Na quarta-feira (31), a Câmara dos Deputados da Argentina testemunhou uma intensa batalha de ideias durante a discussão da “Lei de Bases e Pontos de Partida para a Liberdade dos Argentinos”, popularmente conhecida como “Lei Ônibus”, proposta pelo presidente Javier Milei. Após 11 horas de debates acalorados, a sessão foi suspensa, marcando o primeiro dia de uma saga legislativa que promete moldar o futuro da nação.
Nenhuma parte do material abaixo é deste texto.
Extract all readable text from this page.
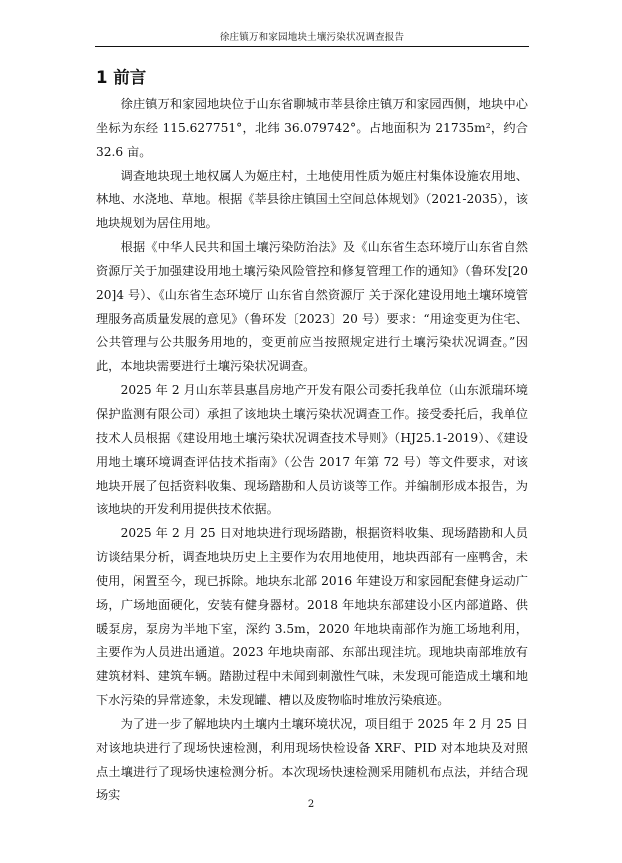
徐庄镇万和家园地块土壤污染状况调查报告
1 前言

徐庄镇万和家园地块位于山东省聊城市莘县徐庄镇万和家园西侧，地块中心坐标为东经 115.627751°，北纬 36.079742°。占地面积为 21735m²，约合 32.6 亩。

调查地块现土地权属人为姬庄村，土地使用性质为姬庄村集体设施农用地、林地、水浇地、草地。根据《莘县徐庄镇国土空间总体规划》（2021-2035），该地块规划为居住用地。

根据《中华人民共和国土壤污染防治法》及《山东省生态环境厅山东省自然资源厅关于加强建设用地土壤污染风险管控和修复管理工作的通知》（鲁环发[2020]4 号）、《山东省生态环境厅 山东省自然资源厅 关于深化建设用地土壤环境管理服务高质量发展的意见》（鲁环发〔2023〕20 号）要求：“用途变更为住宅、公共管理与公共服务用地的，变更前应当按照规定进行土壤污染状况调查。”因此，本地块需要进行土壤污染状况调查。

2025 年 2 月山东莘县惠昌房地产开发有限公司委托我单位（山东派瑞环境保护监测有限公司）承担了该地块土壤污染状况调查工作。接受委托后，我单位技术人员根据《建设用地土壤污染状况调查技术导则》（HJ25.1-2019）、《建设用地土壤环境调查评估技术指南》（公告 2017 年第 72 号）等文件要求，对该地块开展了包括资料收集、现场踏勘和人员访谈等工作。并编制形成本报告，为该地块的开发利用提供技术依据。

2025 年 2 月 25 日对地块进行现场踏勘，根据资料收集、现场踏勘和人员访谈结果分析，调查地块历史上主要作为农用地使用，地块西部有一座鸭舍，未使用，闲置至今，现已拆除。地块东北部 2016 年建设万和家园配套健身运动广场，广场地面硬化，安装有健身器材。2018 年地块东部建设小区内部道路、供暖泵房，泵房为半地下室，深约 3.5m，2020 年地块南部作为施工场地利用，主要作为人员进出通道。2023 年地块南部、东部出现洼坑。现地块南部堆放有建筑材料、建筑车辆。踏勘过程中未闻到刺激性气味，未发现可能造成土壤和地下水污染的异常迹象，未发现罐、槽以及废物临时堆放污染痕迹。

为了进一步了解地块内土壤内土壤环境状况，项目组于 2025 年 2 月 25 日对该地块进行了现场快速检测，利用现场快检设备 XRF、PID 对本地块及对照点土壤进行了现场快速检测分析。本次现场快速检测采用随机布点法，并结合现场实

2
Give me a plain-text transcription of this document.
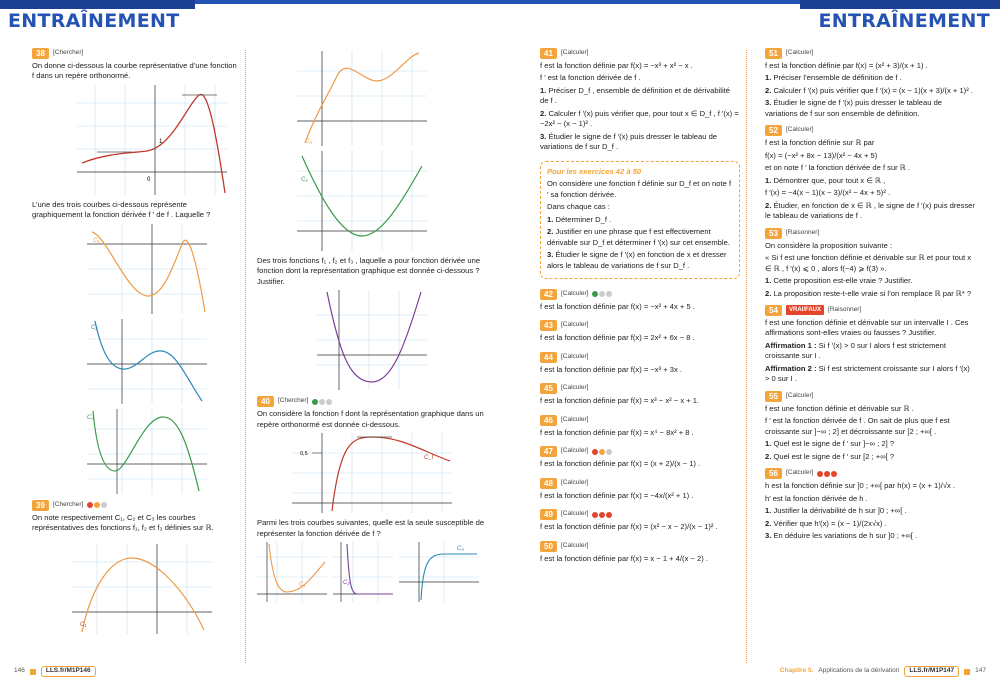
ENTRAÎNEMENT	ENTRAÎNEMENT
38	[Chercher]

On donne ci-dessous la courbe représentative d’une fonction f dans un repère orthonormé.

0
1

L’une des trois courbes ci-dessous représente graphiquement la fonction dérivée f ′ de f . Laquelle ?

C₁
C₂
C₃
39	[Chercher]

On note respectivement C₁, C₂ et C₃ les courbes représentatives des fonctions f₁, f₂ et f₃ définies sur ℝ.

C₁
C₃
C₂

Des trois fonctions f₁ , f₂ et f₃ , laquelle a pour fonction dérivée une fonction dont la représentation graphique est donnée ci-dessous ? Justifier.

40	[Chercher]

On considère la fonction f dont la représentation graphique dans un repère orthonormé est donnée ci-dessous.

C_f
0,5

Parmi les trois courbes suivantes, quelle est la seule susceptible de représenter la fonction dérivée de f ?

C₁	C₂
C₃
41	[Calculer]

f est la fonction définie par f(x) = −x³ + x² − x .

f ′ est la fonction dérivée de f .

1. Préciser D_f , ensemble de définition et de dérivabilité de f .

2. Calculer f ′(x) puis vérifier que, pour tout x ∈ D_f , f ′(x) = −2x² − (x − 1)² .

3. Étudier le signe de f ′(x) puis dresser le tableau de variations de f sur D_f .

Pour les exercices 42 à 50

On considère une fonction f définie sur D_f et on note f ′ sa fonction dérivée.

Dans chaque cas :

1. Déterminer D_f .

2. Justifier en une phrase que f est effectivement dérivable sur D_f et déterminer f ′(x) sur cet ensemble.

3. Étudier le signe de f ′(x) en fonction de x et dresser alors le tableau de variations de f sur D_f .

42	[Calculer]

f est la fonction définie par f(x) = −x² + 4x + 5 .

43	[Calculer]

f est la fonction définie par f(x) = 2x² + 6x − 8 .

44	[Calculer]

f est la fonction définie par f(x) = −x³ + 3x .

45	[Calculer]

f est la fonction définie par f(x) = x³ − x² − x + 1.

46	[Calculer]

f est la fonction définie par f(x) = x⁴ − 8x² + 8 .

47	[Calculer]

f est la fonction définie par f(x) = (x + 2)/(x − 1) .

48	[Calculer]

f est la fonction définie par f(x) = −4x/(x² + 1) .

49	[Calculer]

f est la fonction définie par f(x) = (x² − x − 2)/(x − 1)² .

50	[Calculer]

f est la fonction définie par f(x) = x − 1 + 4/(x − 2) .

51	[Calculer]

f est la fonction définie par f(x) = (x² + 3)/(x + 1) .

1. Préciser l’ensemble de définition de f .

2. Calculer f ′(x) puis vérifier que f ′(x) = (x − 1)(x + 3)/(x + 1)² .

3. Étudier le signe de f ′(x) puis dresser le tableau de variations de f sur son ensemble de définition.

52	[Calculer]

f est la fonction définie sur ℝ par

f(x) = (−x² + 8x − 13)/(x² − 4x + 5)

et on note f ′ la fonction dérivée de f sur ℝ .

1. Démontrer que, pour tout x ∈ ℝ ,

f ′(x) = −4(x − 1)(x − 3)/(x² − 4x + 5)² .

2. Étudier, en fonction de x ∈ ℝ , le signe de f ′(x) puis dresser le tableau de variations de f .

53	[Raisonner]

On considère la proposition suivante :

« Si f est une fonction définie et dérivable sur ℝ et pour tout x ∈ ℝ , f ′(x) ⩽ 0 , alors f(−4) ⩾ f(3) ».

1. Cette proposition est-elle vraie ? Justifier.

2. La proposition reste-t-elle vraie si l’on remplace ℝ par ℝ* ?

54	VRAI/FAUX	[Raisonner]

f est une fonction définie et dérivable sur un intervalle I . Ces affirmations sont-elles vraies ou fausses ? Justifier.

Affirmation 1 : Si f ′(x) > 0 sur I alors f est strictement croissante sur I .

Affirmation 2 : Si f est strictement croissante sur I alors f ′(x) > 0 sur I .

55	[Calculer]

f est une fonction définie et dérivable sur ℝ .

f ′ est la fonction dérivée de f . On sait de plus que f est croissante sur ]−∞ ; 2] et décroissante sur [2 ; +∞[ .

1. Quel est le signe de f ′ sur ]−∞ ; 2] ?

2. Quel est le signe de f ′ sur [2 ; +∞[ ?

56	[Calculer]

h est la fonction définie sur ]0 ; +∞[ par h(x) = (x + 1)/√x .

h′ est la fonction dérivée de h .

1. Justifier la dérivabilité de h sur ]0 ; +∞[ .

2. Vérifier que h′(x) = (x − 1)/(2x√x) .

3. En déduire les variations de h sur ]0 ; +∞[ .

146	LLS.fr/M1P146	Chapitre 5. Applications de la dérivation	LLS.fr/M1P147	147
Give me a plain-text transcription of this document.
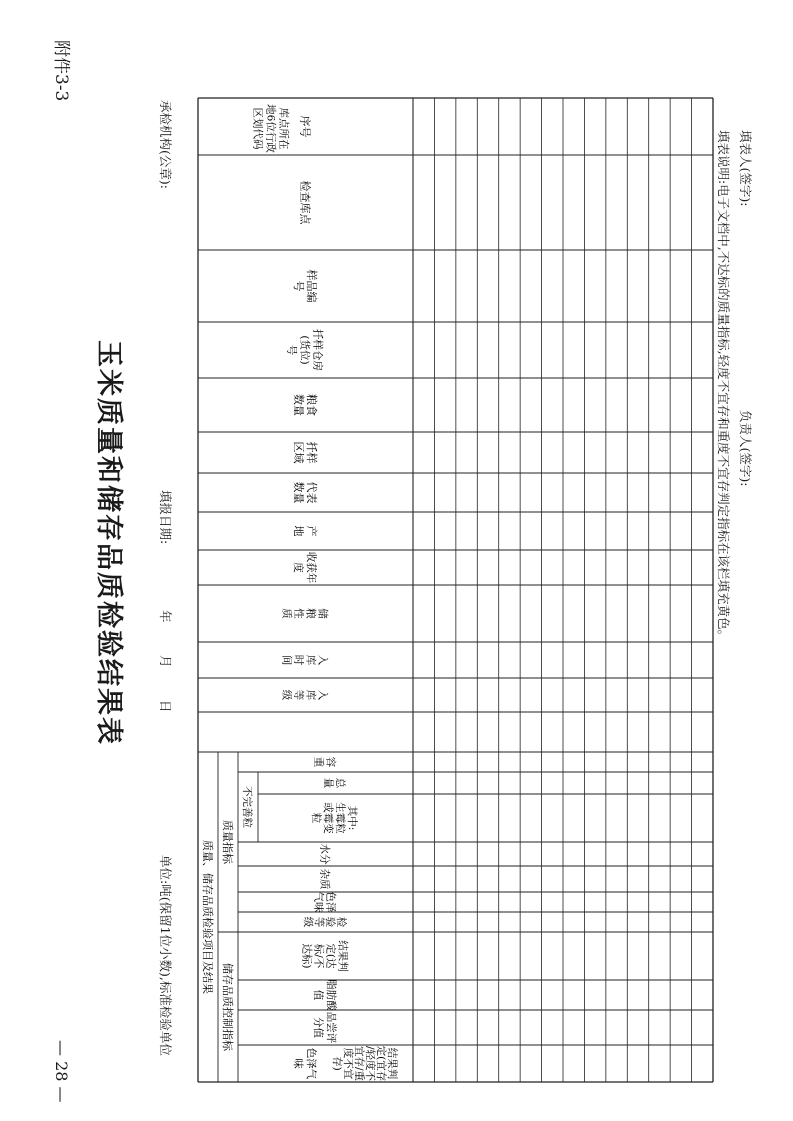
附件3-3
玉米质量和储存品质检验结果表
— 28 —
承检机构(公章):
填报日期:
年
月
日
单位:吨(保留1位小数),标准检验单位
序号
库点所在地6位行政区划代码
检查库点
样品编号
扦样仓房(货位)号
粮食数量
扦样区域
代表数量
产地
收获年度
储粮性质
入库时间
入库等级
质量、储存品质检验项目及结果 质量指标
储存品质控制指标
容重
不完善粒
总量
其中:生霉粒或霉变粒
水分
杂质
色泽气味
检验等级
结果判定(达标/不达标)
脂肪酸值
品尝评分值
色泽气味	结果判定(宜存/轻度不宜存/重度不宜存)
填表人(签字):
负责人(签字):
填表说明:电子文档中,不达标的质量指标,轻度不宜存和重度不宜存判定指标在该栏填充黄色。
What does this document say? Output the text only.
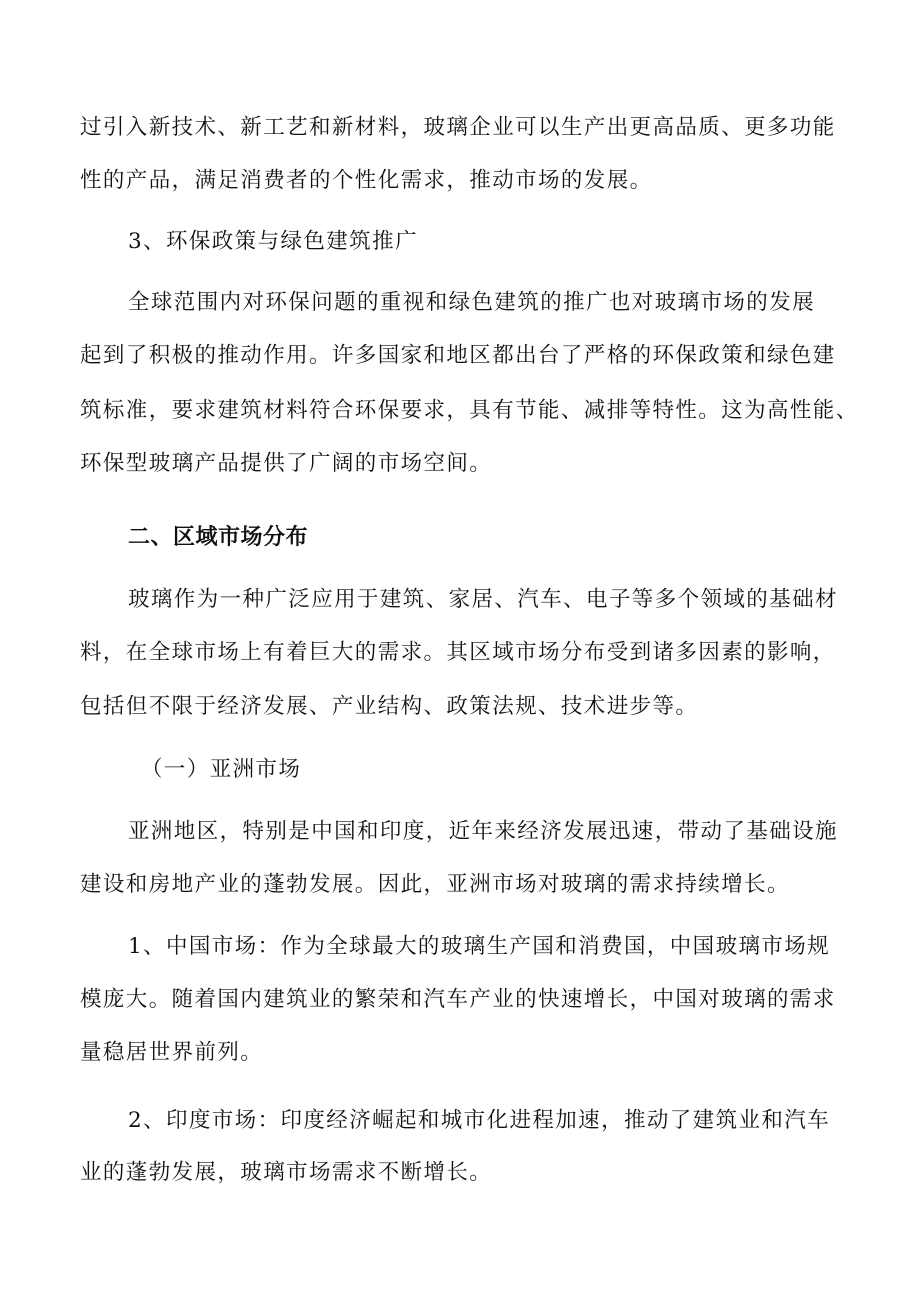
过引入新技术、新工艺和新材料，玻璃企业可以生产出更高品质、更多功能
性的产品，满足消费者的个性化需求，推动市场的发展。
3、环保政策与绿色建筑推广
全球范围内对环保问题的重视和绿色建筑的推广也对玻璃市场的发展
起到了积极的推动作用。许多国家和地区都出台了严格的环保政策和绿色建
筑标准，要求建筑材料符合环保要求，具有节能、减排等特性。这为高性能、
环保型玻璃产品提供了广阔的市场空间。
二、区域市场分布
玻璃作为一种广泛应用于建筑、家居、汽车、电子等多个领域的基础材
料，在全球市场上有着巨大的需求。其区域市场分布受到诸多因素的影响，
包括但不限于经济发展、产业结构、政策法规、技术进步等。
（一）亚洲市场
亚洲地区，特别是中国和印度，近年来经济发展迅速，带动了基础设施
建设和房地产业的蓬勃发展。因此，亚洲市场对玻璃的需求持续增长。
1、中国市场：作为全球最大的玻璃生产国和消费国，中国玻璃市场规
模庞大。随着国内建筑业的繁荣和汽车产业的快速增长，中国对玻璃的需求
量稳居世界前列。
2、印度市场：印度经济崛起和城市化进程加速，推动了建筑业和汽车
业的蓬勃发展，玻璃市场需求不断增长。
O ambiente no entorno do Congresso argentino refletiu a tensão vivenciada no plenário, com confrontos entre manifestantes e forças policiais, proporcionando um cenário caótico. A retomada do debate ocorreu nesta quinta-feira (1º) em clima parecido. Até mesmo deputados do partido de Milei criticaram prisões arbitrárias de manifestantes que cantavam o hino nacional sentados no chão.

A decisão de suspender a primeira jornada de discussão foi aprovada por volta das 21h30, com o presidente da Câmara, Martín Menem, destacando a extensa lista de mais de 140 oradores ainda aguardando para se pronunciar. Durante a maratona de palavras, legisladores tanto do bloco governista quanto da oposição entraram em choque de posições.

María Cecilia Ibáñez, deputada do partido La Libertad Avanza, aliado de Javier Milei, enfatizou a necessidade da lei para construir uma “Argentina diferente” capaz de superar “anos de atraso”. Em contrapartida, Blanca Osuna, representante da Unión por la Patria, argumentou que a iniciativa presidencial e o Decreto de Necessidade e Urgência (DNU) assinado por Milei no ano passado “afetam direitos e garantias, e impactam o patrimônio da nação e dos argentinos”.

O projeto de lei geral contém mais de 300 artigos e altera ou revoga centenas de normas vigentes. Pelo menos 170 artigos contestados pelos legisladores da oposição mais simpáticos aos projetos serão tratados em tempo útil. Caso obtenha a maioria necessária, o projeto irá ao Senado onde será decidido se será aprovado ou não.

Segundo projeção do jornal La Nacion, baseada nas declarações dos deputados, pelo menos 136 parlamentares devem votar a favor do projeto, ultrapassando os 129 votos necessários para enviar a medida ao Senado. No entanto, outros 108 já se posicionaram contra, principalmente representantes do peronismo e da esquerda.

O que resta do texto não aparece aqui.